Старик торопливо открыл калиточку, поднял гостью и, отряхивая с нее травинки, заговорил с безобидной ворчливостью:
— Эх, неладная ты... Поди, вот, и ушибла чего...
— Нет, деда, не ушибла, — Карлушка радовалась тому, что она добралась до места, что все ее страхи остались позади и что теперь-то ее не дадут в обиду. Растопырив перед стариком два пальца, она поторопилась сказать главное: — Вот, деда... Через столько часов череж станцию пойдет эшелон. И в нем едет на фронт ваш Колька... Танкист!
Услышав такое, старик согнулся, как от удара, и цепко ухватил руку Карлушки.
— Колька, говоришь? — переспросил он. — На фронт едет?
— Ага, деда... А ты, деда, помнишь, мы с папкой приходили к тебе за салажками?
— Горе ты луковое! Салазки вспомнила... Иди-ка, иди вот сюда...
Строго прикрикнув на собаку, дед провел Карлушку в летнюю кухню. Сухую, теплую, с запахами печеного хлеба и топленого молока. Посадив гостью у чисто выскобленного стола, дед придвинул к ней большую чашку с румяными, пахнущими медом шанежками с творогом, плеснул в кружку молока.
— Поешь, птаха, поешь,— проговорил старик. Он тоже присел на скамью, но тут же приподнялся, встревоженно спросил: — Да ты долго ли шла сюда?
— Нет, деда, — надкусывая, шанежку, охотно объяснила Карлушка. — Я все бегом больше. А там птица ба-альшая, а я как испужа-юся... Чуть и не померла сражу.

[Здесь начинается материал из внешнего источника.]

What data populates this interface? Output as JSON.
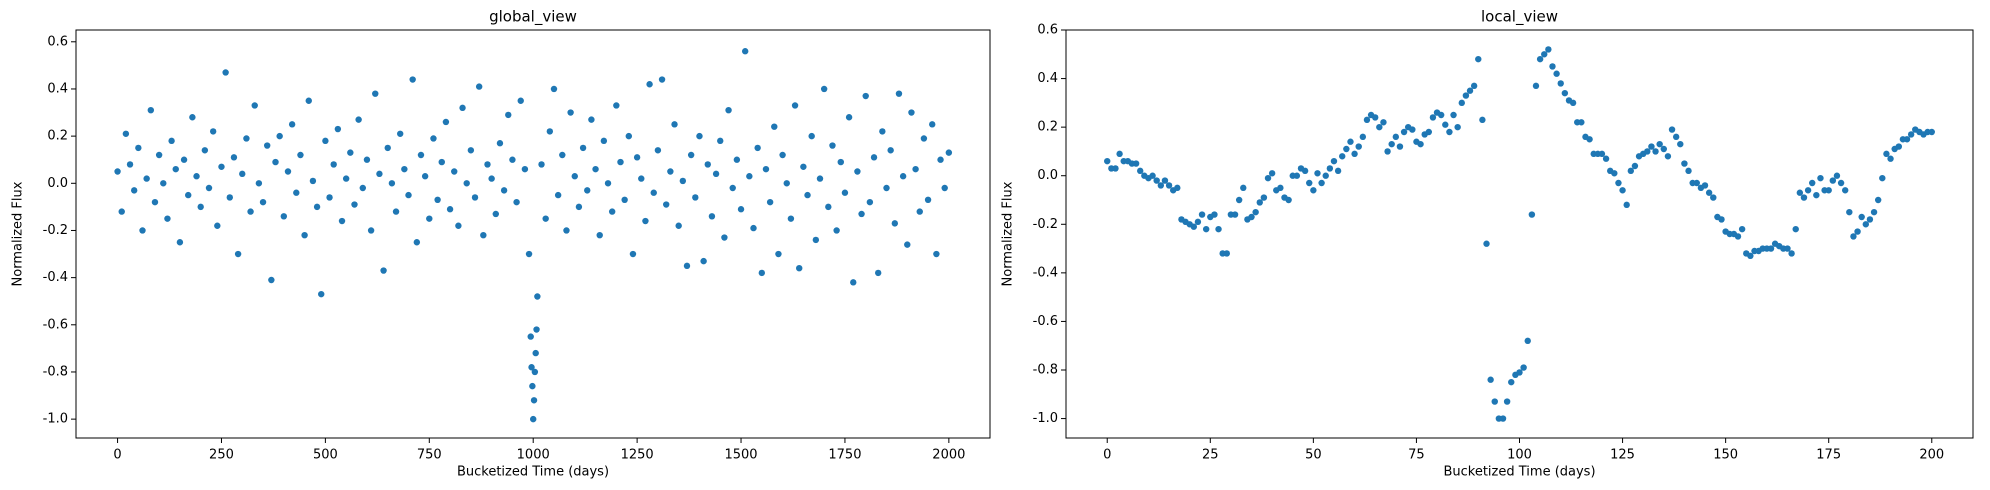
{
  "chart_data": [
    {
      "type": "scatter",
      "title": "global_view",
      "xlabel": "Bucketized Time (days)",
      "ylabel": "Normalized Flux",
      "color": "#1f77b4",
      "xlim": [
        -100,
        2099
      ],
      "ylim": [
        -1.08,
        0.65
      ],
      "xticks": [
        0,
        250,
        500,
        750,
        1000,
        1250,
        1500,
        1750,
        2000
      ],
      "yticks": [
        {
          "value": -1,
          "label": "-1.0"
        },
        -0.8,
        -0.6,
        -0.4,
        -0.2,
        {
          "value": 0,
          "label": "0.0"
        },
        0.2,
        0.4,
        0.6
      ],
      "x": [
        0,
        10,
        20,
        30,
        40,
        50,
        60,
        70,
        80,
        90,
        100,
        110,
        120,
        130,
        140,
        150,
        160,
        170,
        180,
        190,
        200,
        210,
        220,
        230,
        240,
        250,
        260,
        270,
        280,
        290,
        300,
        310,
        320,
        330,
        340,
        350,
        360,
        370,
        380,
        390,
        400,
        410,
        420,
        430,
        440,
        450,
        460,
        470,
        480,
        490,
        500,
        510,
        520,
        530,
        540,
        550,
        560,
        570,
        580,
        590,
        600,
        610,
        620,
        630,
        640,
        650,
        660,
        670,
        680,
        690,
        700,
        710,
        720,
        730,
        740,
        750,
        760,
        770,
        780,
        790,
        800,
        810,
        820,
        830,
        840,
        850,
        860,
        870,
        880,
        890,
        900,
        910,
        920,
        930,
        940,
        950,
        960,
        970,
        980,
        990,
        994,
        996,
        998,
        1000,
        1002,
        1004,
        1006,
        1008,
        1010,
        1020,
        1030,
        1040,
        1050,
        1060,
        1070,
        1080,
        1090,
        1100,
        1110,
        1120,
        1130,
        1140,
        1150,
        1160,
        1170,
        1180,
        1190,
        1200,
        1210,
        1220,
        1230,
        1240,
        1250,
        1260,
        1270,
        1280,
        1290,
        1300,
        1310,
        1320,
        1330,
        1340,
        1350,
        1360,
        1370,
        1380,
        1390,
        1400,
        1410,
        1420,
        1430,
        1440,
        1450,
        1460,
        1470,
        1480,
        1490,
        1500,
        1510,
        1520,
        1530,
        1540,
        1550,
        1560,
        1570,
        1580,
        1590,
        1600,
        1610,
        1620,
        1630,
        1640,
        1650,
        1660,
        1670,
        1680,
        1690,
        1700,
        1710,
        1720,
        1730,
        1740,
        1750,
        1760,
        1770,
        1780,
        1790,
        1800,
        1810,
        1820,
        1830,
        1840,
        1850,
        1860,
        1870,
        1880,
        1890,
        1900,
        1910,
        1920,
        1930,
        1940,
        1950,
        1960,
        1970,
        1980,
        1990,
        2000
      ],
      "values": [
        0.05,
        -0.12,
        0.21,
        0.08,
        -0.03,
        0.15,
        -0.2,
        0.02,
        0.31,
        -0.08,
        0.12,
        0.0,
        -0.15,
        0.18,
        0.06,
        -0.25,
        0.1,
        -0.05,
        0.28,
        0.03,
        -0.1,
        0.14,
        -0.02,
        0.22,
        -0.18,
        0.07,
        0.47,
        -0.06,
        0.11,
        -0.3,
        0.04,
        0.19,
        -0.12,
        0.33,
        0.0,
        -0.08,
        0.16,
        -0.41,
        0.09,
        0.2,
        -0.14,
        0.05,
        0.25,
        -0.04,
        0.12,
        -0.22,
        0.35,
        0.01,
        -0.1,
        -0.47,
        0.18,
        -0.06,
        0.08,
        0.23,
        -0.16,
        0.02,
        0.13,
        -0.09,
        0.27,
        -0.02,
        0.1,
        -0.2,
        0.38,
        0.04,
        -0.37,
        0.15,
        0.0,
        -0.12,
        0.21,
        0.06,
        -0.05,
        0.44,
        -0.25,
        0.12,
        0.03,
        -0.15,
        0.19,
        -0.07,
        0.09,
        0.26,
        -0.11,
        0.05,
        -0.18,
        0.32,
        0.0,
        0.14,
        -0.06,
        0.41,
        -0.22,
        0.08,
        0.02,
        -0.13,
        0.17,
        -0.03,
        0.29,
        0.1,
        -0.08,
        0.35,
        0.06,
        -0.3,
        -0.65,
        -0.78,
        -0.86,
        -1.0,
        -0.92,
        -0.8,
        -0.72,
        -0.62,
        -0.48,
        0.08,
        -0.15,
        0.22,
        0.4,
        -0.05,
        0.12,
        -0.2,
        0.3,
        0.03,
        -0.1,
        0.15,
        -0.03,
        0.27,
        0.06,
        -0.22,
        0.18,
        0.0,
        -0.12,
        0.33,
        0.09,
        -0.07,
        0.2,
        -0.3,
        0.11,
        0.02,
        -0.16,
        0.42,
        -0.04,
        0.14,
        0.44,
        -0.09,
        0.05,
        0.25,
        -0.18,
        0.01,
        -0.35,
        0.12,
        -0.06,
        0.2,
        -0.33,
        0.08,
        -0.14,
        0.04,
        0.18,
        -0.23,
        0.31,
        -0.02,
        0.1,
        -0.11,
        0.56,
        0.03,
        -0.19,
        0.15,
        -0.38,
        0.06,
        -0.08,
        0.24,
        -0.3,
        0.12,
        0.0,
        -0.15,
        0.33,
        -0.36,
        0.07,
        -0.05,
        0.2,
        -0.24,
        0.02,
        0.4,
        -0.1,
        0.16,
        -0.2,
        0.09,
        -0.04,
        0.28,
        -0.42,
        0.05,
        -0.13,
        0.37,
        -0.08,
        0.11,
        -0.38,
        0.22,
        -0.02,
        0.14,
        -0.17,
        0.38,
        0.03,
        -0.26,
        0.3,
        0.06,
        -0.12,
        0.19,
        -0.07,
        0.25,
        -0.3,
        0.1,
        -0.02,
        0.13
      ]
    },
    {
      "type": "scatter",
      "title": "local_view",
      "xlabel": "Bucketized Time (days)",
      "ylabel": "Normalized Flux",
      "color": "#1f77b4",
      "xlim": [
        -10,
        210
      ],
      "ylim": [
        -1.08,
        0.6
      ],
      "xticks": [
        0,
        25,
        50,
        75,
        100,
        125,
        150,
        175,
        200
      ],
      "yticks": [
        {
          "value": -1,
          "label": "-1.0"
        },
        -0.8,
        -0.6,
        -0.4,
        -0.2,
        {
          "value": 0,
          "label": "0.0"
        },
        0.2,
        0.4,
        0.6
      ],
      "x": [
        0,
        1,
        2,
        3,
        4,
        5,
        6,
        7,
        8,
        9,
        10,
        11,
        12,
        13,
        14,
        15,
        16,
        17,
        18,
        19,
        20,
        21,
        22,
        23,
        24,
        25,
        26,
        27,
        28,
        29,
        30,
        31,
        32,
        33,
        34,
        35,
        36,
        37,
        38,
        39,
        40,
        41,
        42,
        43,
        44,
        45,
        46,
        47,
        48,
        49,
        50,
        51,
        52,
        53,
        54,
        55,
        56,
        57,
        58,
        59,
        60,
        61,
        62,
        63,
        64,
        65,
        66,
        67,
        68,
        69,
        70,
        71,
        72,
        73,
        74,
        75,
        76,
        77,
        78,
        79,
        80,
        81,
        82,
        83,
        84,
        85,
        86,
        87,
        88,
        89,
        90,
        91,
        92,
        93,
        94,
        95,
        96,
        97,
        98,
        99,
        100,
        101,
        102,
        103,
        104,
        105,
        106,
        107,
        108,
        109,
        110,
        111,
        112,
        113,
        114,
        115,
        116,
        117,
        118,
        119,
        120,
        121,
        122,
        123,
        124,
        125,
        126,
        127,
        128,
        129,
        130,
        131,
        132,
        133,
        134,
        135,
        136,
        137,
        138,
        139,
        140,
        141,
        142,
        143,
        144,
        145,
        146,
        147,
        148,
        149,
        150,
        151,
        152,
        153,
        154,
        155,
        156,
        157,
        158,
        159,
        160,
        161,
        162,
        163,
        164,
        165,
        166,
        167,
        168,
        169,
        170,
        171,
        172,
        173,
        174,
        175,
        176,
        177,
        178,
        179,
        180,
        181,
        182,
        183,
        184,
        185,
        186,
        187,
        188,
        189,
        190,
        191,
        192,
        193,
        194,
        195,
        196,
        197,
        198,
        199,
        200
      ],
      "values": [
        0.06,
        0.03,
        0.03,
        0.09,
        0.06,
        0.06,
        0.05,
        0.05,
        0.02,
        0.0,
        -0.01,
        0.0,
        -0.02,
        -0.04,
        -0.02,
        -0.04,
        -0.06,
        -0.05,
        -0.18,
        -0.19,
        -0.2,
        -0.21,
        -0.19,
        -0.16,
        -0.22,
        -0.17,
        -0.16,
        -0.22,
        -0.32,
        -0.32,
        -0.16,
        -0.16,
        -0.1,
        -0.05,
        -0.18,
        -0.17,
        -0.15,
        -0.11,
        -0.09,
        -0.01,
        0.01,
        -0.06,
        -0.05,
        -0.09,
        -0.1,
        0.0,
        0.0,
        0.03,
        0.02,
        -0.03,
        -0.06,
        0.01,
        -0.03,
        0.0,
        0.03,
        0.06,
        0.02,
        0.08,
        0.11,
        0.14,
        0.09,
        0.12,
        0.16,
        0.23,
        0.25,
        0.24,
        0.2,
        0.22,
        0.1,
        0.13,
        0.16,
        0.12,
        0.18,
        0.2,
        0.19,
        0.14,
        0.13,
        0.17,
        0.18,
        0.24,
        0.26,
        0.25,
        0.21,
        0.18,
        0.25,
        0.2,
        0.3,
        0.33,
        0.35,
        0.37,
        0.48,
        0.23,
        -0.28,
        -0.84,
        -0.93,
        -1.0,
        -1.0,
        -0.93,
        -0.85,
        -0.82,
        -0.81,
        -0.79,
        -0.68,
        -0.16,
        0.37,
        0.48,
        0.5,
        0.52,
        0.45,
        0.42,
        0.38,
        0.34,
        0.31,
        0.3,
        0.22,
        0.22,
        0.16,
        0.15,
        0.09,
        0.09,
        0.09,
        0.07,
        0.02,
        0.01,
        -0.03,
        -0.06,
        -0.12,
        0.02,
        0.04,
        0.08,
        0.09,
        0.1,
        0.12,
        0.1,
        0.13,
        0.11,
        0.08,
        0.19,
        0.16,
        0.13,
        0.05,
        0.02,
        -0.03,
        -0.03,
        -0.05,
        -0.04,
        -0.07,
        -0.09,
        -0.17,
        -0.18,
        -0.23,
        -0.24,
        -0.24,
        -0.25,
        -0.22,
        -0.32,
        -0.33,
        -0.31,
        -0.31,
        -0.3,
        -0.3,
        -0.3,
        -0.28,
        -0.29,
        -0.3,
        -0.3,
        -0.32,
        -0.22,
        -0.07,
        -0.09,
        -0.06,
        -0.03,
        -0.08,
        -0.01,
        -0.06,
        -0.06,
        -0.02,
        0.0,
        -0.03,
        -0.06,
        -0.15,
        -0.25,
        -0.23,
        -0.17,
        -0.2,
        -0.18,
        -0.15,
        -0.1,
        -0.01,
        0.09,
        0.07,
        0.11,
        0.12,
        0.15,
        0.15,
        0.17,
        0.19,
        0.18,
        0.17,
        0.18,
        0.18
      ]
    }
  ]
}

— Бог ты мой, — тормоша кисет, взволнованно проговорил старик. — Колька на фронт... А старуха-то, лиха ей, мало, в гости уехала. Вот же неладно все как...
Не закурив, дед опять сунул кисет в карман, ноша-рился под столом и достал белый мешочек. В него он стал укладывать румяные шанежки, приговаривая:
— Хоть это старуха правильно сделала... Из последней муки, говорит, напеку шаньгов. Колька такие любил... Творожные, на медке... Эх, Колька! Вот, теперь на фронт едет. Чего же еще? Ага, меду туесок положим.. В подполье варенья баночка есть...,
Дед направился в дом, но из-за плетня его окликнула соседка:
— Чего заметался, Дорофей Спиридонович?
Увидев женщину, старик шагнул к плетню, разделявшему дворы.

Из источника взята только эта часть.